"Many consumers remain reluctant to pay up-front fees for financial advice. If consumers want their adviser to take commission, that is their choice. We want consumers to be clear about the amount of commission being paid so they can have confidence that the financial advice they get is not being influenced by the level of commission."
Currently, advisers have to disclose to the consumer, in cash terms, the amount they receive as commission for selling a product. FSA research has shown that this is not as effective as it could be in educating consumers about what advice is costing. Today's proposals should help give consumers a better idea of their choices and of typical advice costs in the marketplace.
Under the FSA's proposals, advisers would give all consumers buying retail investment products, such as pensions, life assurance and unit trusts, a guide entitled "A guide to the cost of our services" at the start of any advice-giving situation with a firm.

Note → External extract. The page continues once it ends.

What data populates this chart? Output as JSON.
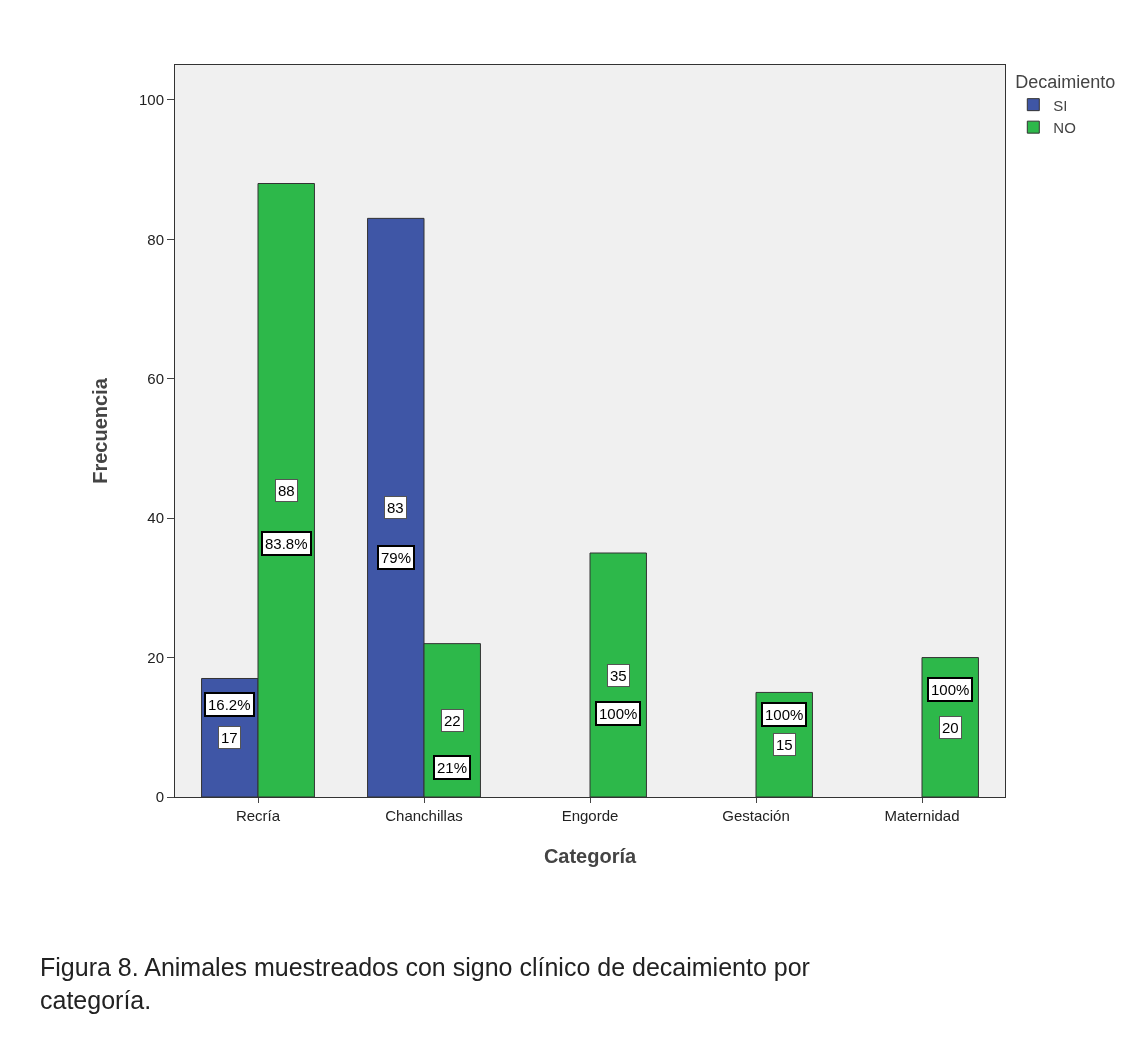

This guide will include information explaining:
- the services provided by the firm;
- that different firms offer customers different options for meeting the cost of the firm's advice service (fees or commission) and that the firm may offer a choice;
- where the firm offers a fee option to customers, what they would have to pay; and
- where the firm takes commission for any product it recommends, the maximum commission it would take on a typical range of transactions and, importantly, how the commission it would take compares with the market average for such transactions.
Also published today is feedback on CP166 'Reforming Polarisation: Removing the Barriers to Choice'.
Background
- The closing date for comments Consultation paper 04/3 'Reforming Polarisation: A menu for being open with consumers'is 1 June 2004.
- The FSA has developed a 'key facts' brand and logo to draw customers' attention to certain documents containing important information that they should read. Documents carrying the logo will present essential information in a concise, jargon-free way, enabling consumers to recognise the important factors they should think about before buying investment products and services.
- At present, financial advisers are required to comply with the polarisation rules that came into effect in 1988. These restrictions control the way that some savings and investments can be sold and require advisers on packaged products to be either:
- independent (IFA) and advise across all products and companies on the market; or
- tied and represent just one company and sell only its products.
- The guide, also known in the industry as the 'menu', is an integral part of the depolarisation package and the FSA does not propose to remove the polarisation restrictions until it has concluded the consultation process begun today. It proposes to make the rules for depolarisation and the menu at the same time and expects this to be in the second half of 2004. Then there will be a transitional period of six months, at the end of which all firms will need to be in compliance with the new rules.
- The guide is split into 5 main sections containing information on:
- The FSA (that the FSA regulates the firm and requires them to give this document to consumers).
- Our Services - what the firm can do.
- Payment Options - fee, commission, or a combination of both shown by using tick boxes to indicate which options are available.
- How much might our services cost -
- if the firm offers a fee option, it will set out its rates and charging basis (e.g. hourly rates, flat fees or other method).
- if the firm offers a commission option it will have to include tables showing the maximum commission that it will take for sale of a product within specified product groups.
- It will also include the average rate of commission charged for each product group by firms across the market as a whole, so that consumers can compare this with the firm's maximum.
- Further information - the FSA's website address and helpline number.
- The existing system for the disclosure of the cost of advice, introduced in 1994, requires disclosure in cash terms of commission received by IFA firms and remunerations (which the FSA proposes to rename "commission equivalent") by non IFA firms. FSA research has shown that the existing disclosures are not as effective as they might be and that this new guide will meet its objectives of reducing the potential for commission bias, facilitating shopping around by consumers and exerting a pro-competitive force on commission levels.
- A consumer awareness programme will consist of a wide-ranging education campaign coinciding with the making of the final depolarisation rules. The aim will be to encourage consumers to be alert to any information that is 'key facts' branded, explain the information within such documents and suggest how they should use it.
- The FSA will also explain the changes directly to consumers by highlighting the key messages in updated versions of its existing consumer education material, such as its consumer web pages, information guides and leaflets.
- FSA commissioned two specific pieces of research to inform the development work on the menu. Firstly, NOP Research Group was commissioned to produce a quantitative study on the appropriateness of developing the menu concept. IFF Research Ltd was then engaged to carry out a qualitative study in order to refine the document and to assess its performance against its objectives.
- A summary of the NOP findings and the full report from IFF have been published as a separate document Consumer Research 24 'Polarisation: Menu testing research'.
- Feedback on CP166 'Reforming Polarisation: Removing the Barriers to Choice' can be found in Annex 4of CP04/3.
- An example of the 'guide' and 'Initial Disclosure Document' can be found here.
- The FSA regulates the financial services industry and has four objectives under the Financial Services and Markets Act 2000: maintaining market confidence; promoting public understanding of the financial system; securing the appropriate degree of protection of consumers; and fighting financial crime.
- The FSA aims to maintain efficient, orderly and clean financial markets and help retail consumers achieve a fair deal.